Maritime History in the U.S.: Hiding in Plain Sight


The United States, for the most part, ignores maritime history—including our own. We have thought of ourselves as “continental” for so long that we no longer feel connected to the seas around us in a historical sense. We have only a vague awareness of our histories as maritime colonies of European empires—Spanish, Dutch, French, English. When we think of the sea historically, we tend to think of it as a barrier, crossed by intrepid (or rapacious, or both) adventurers, and then settlers, who survived long ocean crossings, settled along the coasts, then moved inland. We tend to forget that, for the first three hundred years of European settlement and African enslavement in North America, our ancestors were connected to each other and to their extended networks of kin, culture, political allegiance, trade, and in many cases sustenance by the sea. These people moved in ships, whether by choice or by force, and not just one way. They went west, but they went east, too—and south, and north, and every other point of the compass that swung in the binnacles of thousands of wooden ships under sail.

We no longer move in ships—though our stuff does: about 90% of it. We are as connected by the sea economically as we ever were, but not politically or socially. We are no longer primarily a maritime society—but our ancestors were. Ships crossed the oceans and landed in ports. Boats carried people and small cargoes along the coasts, up and down creeks and rivers, to trade, to move, or just to visit neighbors. Forests were thick and roads were few and bad. The railroads did not “open up” the West to white settlement. Steamboats did.

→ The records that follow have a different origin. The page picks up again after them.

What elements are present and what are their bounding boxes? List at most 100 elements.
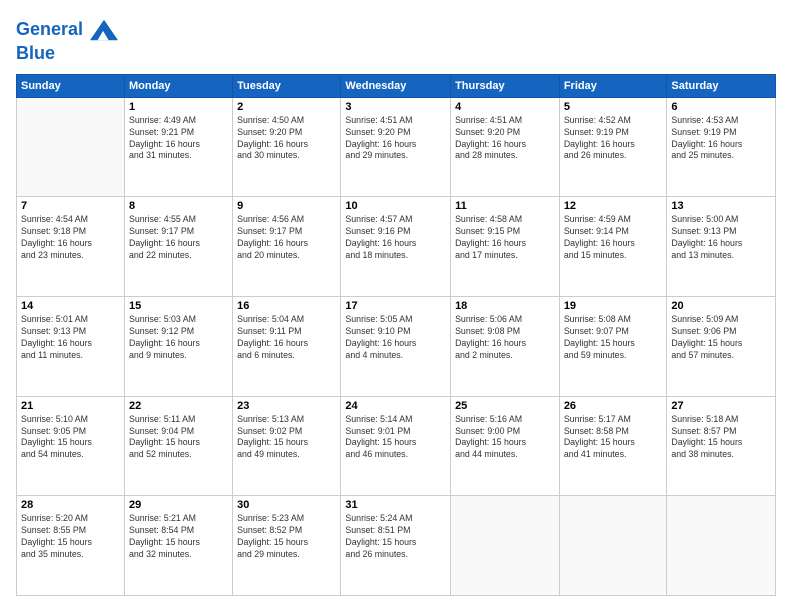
cell-details: Sunrise: 4:55 AM Sunset: 9:17 PM Dayligh… <box>129 214 228 262</box>
calendar-cell <box>451 496 560 596</box>
cell-details: Sunrise: 5:06 AM Sunset: 9:08 PM Dayligh… <box>455 314 555 362</box>
cell-details: Sunrise: 5:09 AM Sunset: 9:06 PM Dayligh… <box>671 314 771 362</box>
calendar-cell: 14 Sunrise: 5:01 AM Sunset: 9:13 PM Dayli… <box>17 297 125 397</box>
day-number: 20 <box>671 300 771 312</box>
logo-icon <box>90 16 118 44</box>
calendar-cell: 26Sunrise: 5:17 AM Sunset: 8:58 PM Dayli… <box>559 396 667 496</box>
cell-details: Sunrise: 4:49 AM Sunset: 9:21 PM Dayligh… <box>129 115 228 163</box>
logo-text: General Blue <box>16 16 118 64</box>
calendar-cell: 5 Sunrise: 4:52 AM Sunset: 9:19 PM Daylig… <box>559 97 667 197</box>
calendar-cell <box>667 496 776 596</box>
day-number: 28 <box>21 499 120 511</box>
calendar-cell: 27 Sunrise: 5:18 AM Sunset: 8:57 PM Dayli… <box>667 396 776 496</box>
calendar-cell: 12 Sunrise: 4:59 AM Sunset: 9:14 PM Dayli… <box>559 197 667 297</box>
day-number: 17 <box>345 300 446 312</box>
cell-details: Sunrise: 5:24 AM Sunset: 8:51 PM Dayligh… <box>345 513 446 561</box>
cell-details: Sunrise: 5:04 AM Sunset: 9:11 PM Dayligh… <box>237 314 336 362</box>
day-number: 19 <box>564 300 663 312</box>
cell-details: Sunrise: 5:00 AM Sunset: 9:13 PM Dayligh… <box>671 214 771 262</box>
calendar-header-row: SundayMondayTuesdayWednesdayThursdayFrid… <box>17 74 776 97</box>
day-number: 31 <box>345 499 446 511</box>
day-number: 6 <box>671 101 771 113</box>
calendar-cell: 29 Sunrise: 5:21 AM Sunset: 8:54 PM Dayli… <box>124 496 232 596</box>
col-header-thursday: Thursday <box>451 74 560 97</box>
cell-details: Sunrise: 4:56 AM Sunset: 9:17 PM Dayligh… <box>237 214 336 262</box>
calendar-cell: 13 Sunrise: 5:00 AM Sunset: 9:13 PM Dayli… <box>667 197 776 297</box>
cell-details: Sunrise: 4:51 AM Sunset: 9:20 PM Dayligh… <box>455 115 555 163</box>
logo: General Blue <box>16 16 118 64</box>
calendar-row-4: 28 Sunrise: 5:20 AM Sunset: 8:55 PM Dayli… <box>17 496 776 596</box>
cell-details: Sunrise: 4:50 AM Sunset: 9:20 PM Dayligh… <box>237 115 336 163</box>
calendar-cell: 10 Sunrise: 4:57 AM Sunset: 9:16 PM Dayli… <box>341 197 451 297</box>
calendar-cell: 22 Sunrise: 5:11 AM Sunset: 9:04 PM Dayli… <box>124 396 232 496</box>
cell-details: Sunrise: 4:53 AM Sunset: 9:19 PM Dayligh… <box>671 115 771 163</box>
logo-general: General <box>16 19 83 39</box>
calendar-cell: 4 Sunrise: 4:51 AM Sunset: 9:20 PM Daylig… <box>451 97 560 197</box>
cell-details: Sunrise: 4:59 AM Sunset: 9:14 PM Dayligh… <box>564 214 663 262</box>
cell-details: Sunrise: 4:54 AM Sunset: 9:18 PM Dayligh… <box>21 214 120 262</box>
calendar-cell <box>559 496 667 596</box>
cell-details: Sunrise: 5:23 AM Sunset: 8:52 PM Dayligh… <box>237 513 336 561</box>
day-number: 29 <box>129 499 228 511</box>
cell-details: Sunrise: 4:51 AM Sunset: 9:20 PM Dayligh… <box>345 115 446 163</box>
logo-blue: Blue <box>16 43 55 63</box>
day-number: 3 <box>345 101 446 113</box>
cell-details: Sunrise: 4:58 AM Sunset: 9:15 PM Dayligh… <box>455 214 555 262</box>
day-number: 25 <box>455 400 555 412</box>
calendar-cell: 8 Sunrise: 4:55 AM Sunset: 9:17 PM Daylig… <box>124 197 232 297</box>
calendar-cell: 1Sunrise: 4:49 AM Sunset: 9:21 PM Daylig… <box>124 97 232 197</box>
calendar-cell: 28 Sunrise: 5:20 AM Sunset: 8:55 PM Dayli… <box>17 496 125 596</box>
cell-details: Sunrise: 4:52 AM Sunset: 9:19 PM Dayligh… <box>564 115 663 163</box>
calendar-row-2: 14 Sunrise: 5:01 AM Sunset: 9:13 PM Dayli… <box>17 297 776 397</box>
calendar-cell: 11 Sunrise: 4:58 AM Sunset: 9:15 PM Dayli… <box>451 197 560 297</box>
day-number: 10 <box>345 200 446 212</box>
col-header-tuesday: Tuesday <box>233 74 341 97</box>
day-number: 22 <box>129 400 228 412</box>
calendar-row-3: 21 Sunrise: 5:10 AM Sunset: 9:05 PM Dayli… <box>17 396 776 496</box>
calendar-cell <box>17 97 125 197</box>
day-number: 18 <box>455 300 555 312</box>
calendar-cell: 16Sunrise: 5:04 AM Sunset: 9:11 PM Dayli… <box>233 297 341 397</box>
day-number: 7 <box>21 200 120 212</box>
calendar-table: SundayMondayTuesdayWednesdayThursdayFrid… <box>16 74 776 596</box>
col-header-saturday: Saturday <box>667 74 776 97</box>
cell-details: Sunrise: 4:57 AM Sunset: 9:16 PM Dayligh… <box>345 214 446 262</box>
cell-details: Sunrise: 5:10 AM Sunset: 9:05 PM Dayligh… <box>21 414 120 462</box>
calendar-cell: 15Sunrise: 5:03 AM Sunset: 9:12 PM Dayli… <box>124 297 232 397</box>
cell-details: Sunrise: 5:21 AM Sunset: 8:54 PM Dayligh… <box>129 513 228 561</box>
day-number: 24 <box>345 400 446 412</box>
header: General Blue <box>16 16 776 64</box>
cell-details: Sunrise: 5:18 AM Sunset: 8:57 PM Dayligh… <box>671 414 771 462</box>
calendar-cell: 7 Sunrise: 4:54 AM Sunset: 9:18 PM Daylig… <box>17 197 125 297</box>
col-header-monday: Monday <box>124 74 232 97</box>
day-number: 9 <box>237 200 336 212</box>
day-number: 4 <box>455 101 555 113</box>
cell-details: Sunrise: 5:01 AM Sunset: 9:13 PM Dayligh… <box>21 314 120 362</box>
col-header-friday: Friday <box>559 74 667 97</box>
cell-details: Sunrise: 5:17 AM Sunset: 8:58 PM Dayligh… <box>564 414 663 462</box>
calendar-cell: 31 Sunrise: 5:24 AM Sunset: 8:51 PM Dayli… <box>341 496 451 596</box>
calendar-cell: 9 Sunrise: 4:56 AM Sunset: 9:17 PM Daylig… <box>233 197 341 297</box>
day-number: 8 <box>129 200 228 212</box>
cell-details: Sunrise: 5:13 AM Sunset: 9:02 PM Dayligh… <box>237 414 336 462</box>
day-number: 27 <box>671 400 771 412</box>
day-number: 30 <box>237 499 336 511</box>
day-number: 21 <box>21 400 120 412</box>
calendar-cell: 23Sunrise: 5:13 AM Sunset: 9:02 PM Dayli… <box>233 396 341 496</box>
day-number: 14 <box>21 300 120 312</box>
cell-details: Sunrise: 5:16 AM Sunset: 9:00 PM Dayligh… <box>455 414 555 462</box>
day-number: 5 <box>564 101 663 113</box>
calendar-row-1: 7 Sunrise: 4:54 AM Sunset: 9:18 PM Daylig… <box>17 197 776 297</box>
calendar-cell: 30 Sunrise: 5:23 AM Sunset: 8:52 PM Dayli… <box>233 496 341 596</box>
day-number: 12 <box>564 200 663 212</box>
day-number: 13 <box>671 200 771 212</box>
calendar-row-0: 1Sunrise: 4:49 AM Sunset: 9:21 PM Daylig… <box>17 97 776 197</box>
calendar-cell: 17Sunrise: 5:05 AM Sunset: 9:10 PM Dayli… <box>341 297 451 397</box>
cell-details: Sunrise: 5:20 AM Sunset: 8:55 PM Dayligh… <box>21 513 120 561</box>
calendar-cell: 25 Sunrise: 5:16 AM Sunset: 9:00 PM Dayli… <box>451 396 560 496</box>
calendar-cell: 24Sunrise: 5:14 AM Sunset: 9:01 PM Dayli… <box>341 396 451 496</box>
calendar-cell: 19Sunrise: 5:08 AM Sunset: 9:07 PM Dayli… <box>559 297 667 397</box>
day-number: 2 <box>237 101 336 113</box>
cell-details: Sunrise: 5:11 AM Sunset: 9:04 PM Dayligh… <box>129 414 228 462</box>
day-number: 11 <box>455 200 555 212</box>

The peoples who were here before all that did not use the oceans the way Europeans did. They had come here in the distant past over a land bridge that was long gone. But they used the streams and rivers and bays and sounds just as much as anyone, for travel and trade and fishing. Africans had long done the same. Those who were captured and chained and brought here—over twelve million were loaded on ships, though not nearly that many survived the passage—either found themselves on labor gangs, producing crops for export overseas, or, if they were more fortunate, living lives that allowed them some degree of direct participation in the American water-world—padding a canoe, steering a periauger, sailing a ship.

The economy of what became the United States was built on shipping crops grown on slave plantations to market, and building the ships, barrels, and supplies necessary to do that, and to bring manufactures to people in the Americas who wanted and needed to buy them. It was built on sailing ships to Africa, loading prisoners, and bringing them back to America for sale as forced labor. The revolution that fractured the British Atlantic Empire started on the water. The party in the power in London saw a chance to use the Navy to enforce customs and taxes on British American ships—in their own waters. It was effective—too effective. Angry British Americans attacked ships flying the Royal Navy ensign but built in British America by American shipwrights.

The Revolution ruined the British American economy because the British American economy was maritime, and it only recovered when the Royal Navy once again allowed it to use the sea. By the 1860s, American ships were giving British ships a run for their money around the world. The races of the British and American tea clippers from China to western markets weren’t just business; they competed under their countries’ flags, like Olympic teams, and the results were the hottest news.

The catastrophe of the Civil War and the drive to conquer the Far West put an end to that. Eventually, we became a naval power—later the greatest—but we were no longer a maritime people. Not in general, anyway. New England, naturally enough, has always tried to keep the flame of our maritime history burning. The Peabody-Essex Museum in Salem, Massachusetts, published our premier scholarly maritime history journal, The American Neptune, for 61 years, but it finally folded in 2002. There is no scholarly print journal in maritime history published in the United States. Of the two premier journals in the field, one was founded in Canada and published there for 25 years. It is now edited and published in England, along with the other. The International Journal of Nautical Archaeology is published in England. The journal of the North American Society for Oceanic History is edited and published in Canada.

Our task as U.S. maritime historians is, in one sense, the same as for every other maritime historian: to write the best maritime history we can, based on the best research we can do. But for the public, it is to do our best to remind people of the story I just sketched out—to remind people how central our maritime history is to who we are and where we came from. To commit professionally to maritime history in the U.S. is walking uphill. There is very little funding because there is so little interest. We are a thoroughly international discipline, appropriately enough, and those of us who live in this wealthy nation are acutely aware of the challenges we face in getting our work paid for relative to those elsewhere. That will change when and if we manage to tell this story to enough people. There’s a thriving group of talented people working in the field here. Help us get our story out, because it isn’t our story. It’s the country’s story.